Sono tredici altari in tufo, grandi, imponenti. Quasi brutali nella loro arcaicità. Tredici rettangoli in fila uno dopo l’altro su una lunghezza di circa cinquanta metri. E ce n’è persino un quattordicesimo, defilato rispetto agli altri. Il colpo d’occhio è grandioso. Non serve fantasia a immaginare antichi sacerdoti che, uno dopo l’altro, versano offerte di vino e miele sugli altari, allora tutti dipinti di rosso.
A pochi passi dagli altari si può trovare l’heroon di Enea descritto già dallo storico Dionigi di Alicarnasso, cioè il tumulo di VII secolo a.C. che gli antichi ritenevano dedicato alla memoria del grande troiano.
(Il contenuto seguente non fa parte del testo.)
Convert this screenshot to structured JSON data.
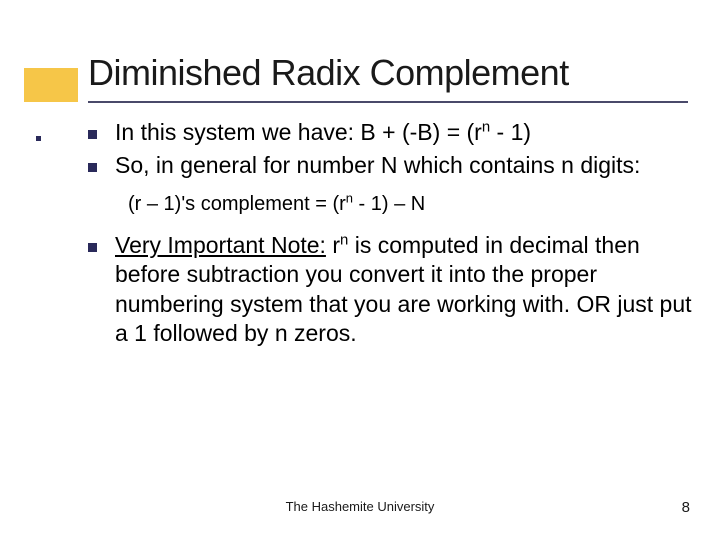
{
  "title": "Diminished Radix Complement",
  "bullets": {
    "b1_pre": "In this system we have: B + (-B) = (r",
    "b1_sup": "n",
    "b1_post": " - 1)",
    "b2": "So, in general for number N which contains n digits:",
    "formula_pre": "(r – 1)'s complement = (r",
    "formula_sup": "n",
    "formula_post": " - 1) – N",
    "note_lead": "Very Important Note:",
    "note_r": " r",
    "note_sup": "n",
    "note_rest": " is computed in decimal then before subtraction you convert it into the proper numbering system that you are working with. OR just put a 1 followed by n zeros."
  },
  "footer": "The Hashemite University",
  "page": "8",
  "colors": {
    "accent": "#f6c648",
    "bullet": "#2a2a5a",
    "underline": "#4a4a6a"
  }
}
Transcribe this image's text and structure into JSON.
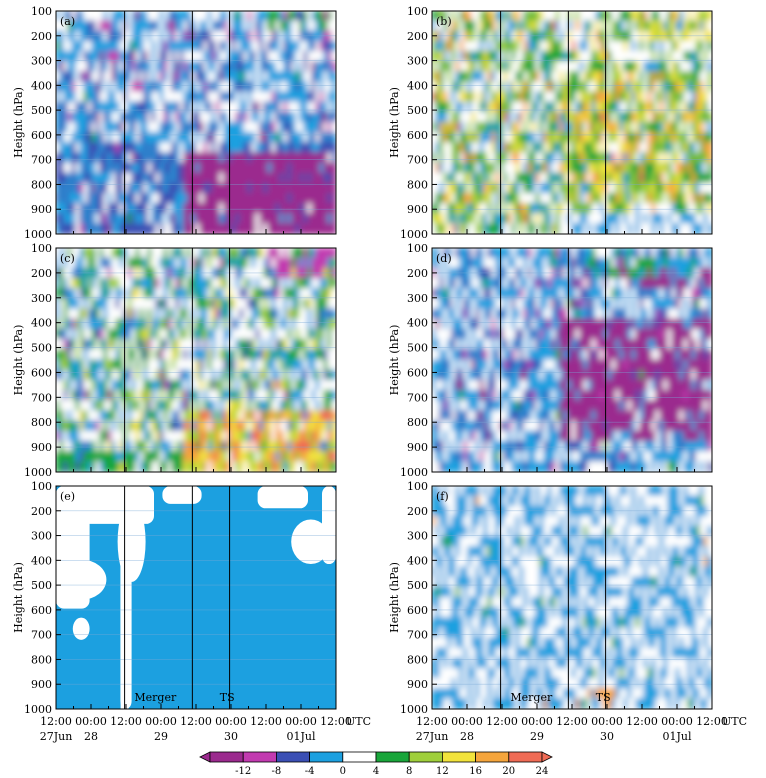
{
  "chart_data": {
    "type": "heatmap",
    "description_type": "time-height contour panels",
    "ylabel": "Height (hPa)",
    "y_ticks": [
      "100",
      "200",
      "300",
      "400",
      "500",
      "600",
      "700",
      "800",
      "900",
      "1000"
    ],
    "y_range": [
      100,
      1000
    ],
    "x_time_labels": [
      "12:00",
      "00:00",
      "12:00",
      "00:00",
      "12:00",
      "00:00",
      "12:00",
      "00:00",
      "12:00"
    ],
    "x_date_labels": [
      "27Jun",
      "28",
      "29",
      "30",
      "01Jul"
    ],
    "x_unit": "UTC",
    "event_labels": [
      "Merger",
      "TS"
    ],
    "colorbar": {
      "ticks": [
        "-12",
        "-8",
        "-4",
        "0",
        "4",
        "8",
        "12",
        "16",
        "20",
        "24"
      ],
      "colors": [
        "#9b2a8e",
        "#c23ab0",
        "#3b4fb4",
        "#1ca0e0",
        "#ffffff",
        "#19a53a",
        "#9fcf3b",
        "#f2e33c",
        "#f5a53c",
        "#ef6b55"
      ]
    },
    "panels": [
      {
        "label": "(a)",
        "tone": "negative"
      },
      {
        "label": "(b)",
        "tone": "positive"
      },
      {
        "label": "(c)",
        "tone": "mixed-positive"
      },
      {
        "label": "(d)",
        "tone": "negative"
      },
      {
        "label": "(e)",
        "tone": "weak-negative"
      },
      {
        "label": "(f)",
        "tone": "weak-mixed"
      }
    ]
  }
}
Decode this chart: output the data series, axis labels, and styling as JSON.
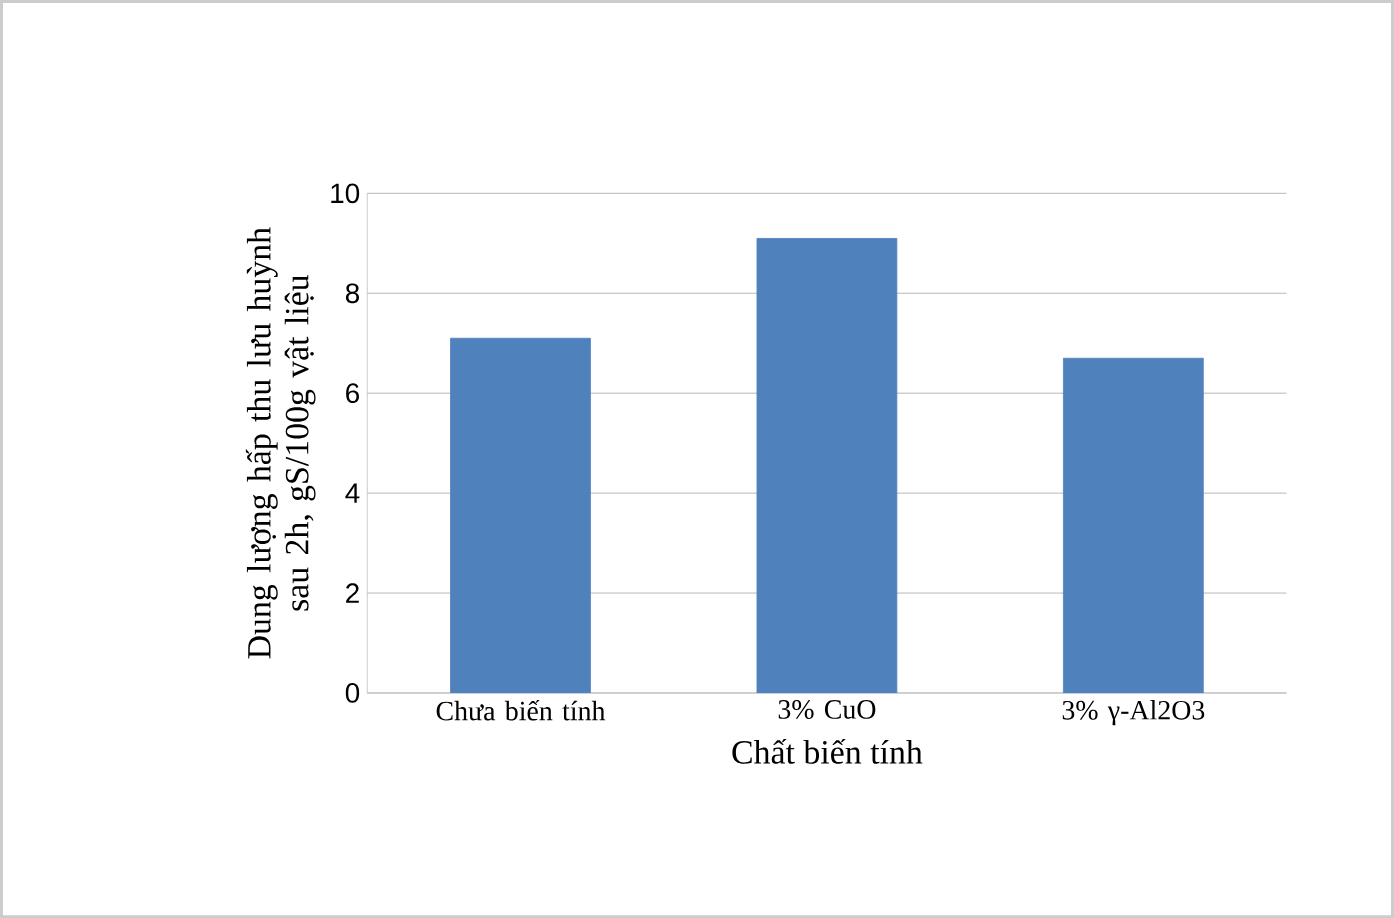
{
  "chart_data": {
    "type": "bar",
    "xlabel": "Chất biến tính",
    "ylabel": "Dung lượng hấp thu lưu huỳnh sau 2h, gS/100g vật liệu",
    "categories": [
      "Chưa biến tính",
      "3% CuO",
      "3% γ-Al2O3"
    ],
    "values": [
      7.1,
      9.1,
      6.7
    ],
    "color": "#4f81bd",
    "ylim": [
      0,
      10
    ],
    "yticks": [
      0,
      2,
      4,
      6,
      8,
      10
    ],
    "grid": "y"
  }
}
E’ insomma un luogo ricco di suggestioni e meraviglie, nel cuore di un lembo di campagna romana rimasto miracolosamente intatto
Il santuario di Minerva
Lì giovani donne e fanciulli si recavano per augurarsi un felice matrimonio, o un felice passaggio all’età adulta. Offrivano alla dea statue in terracotta, spesso anche a grandezza reale, che li ritraevano in atto di offrire una colomba o una melagrana, simboli di pace e prosperità, oppure una palla o una trottola, giochi di fanciulli da abbandonare per sempre. E tutti questi fanciulli e fanciulle – oltre un centinaio – sono i protagonisti del piccolo ma splendido museo che dal 2005 racchiude in sé tutte le storie e le leggende di Lavinium. . Ad accogliere chi entra, da vera padrona di casa, è ovviamente la grande statua di Minerva armata, l’austera “Tritonia virgo” celebrata da Virgilio nel canto XI dell’Eneide, nume tutelare delle donne latine. Lavinium.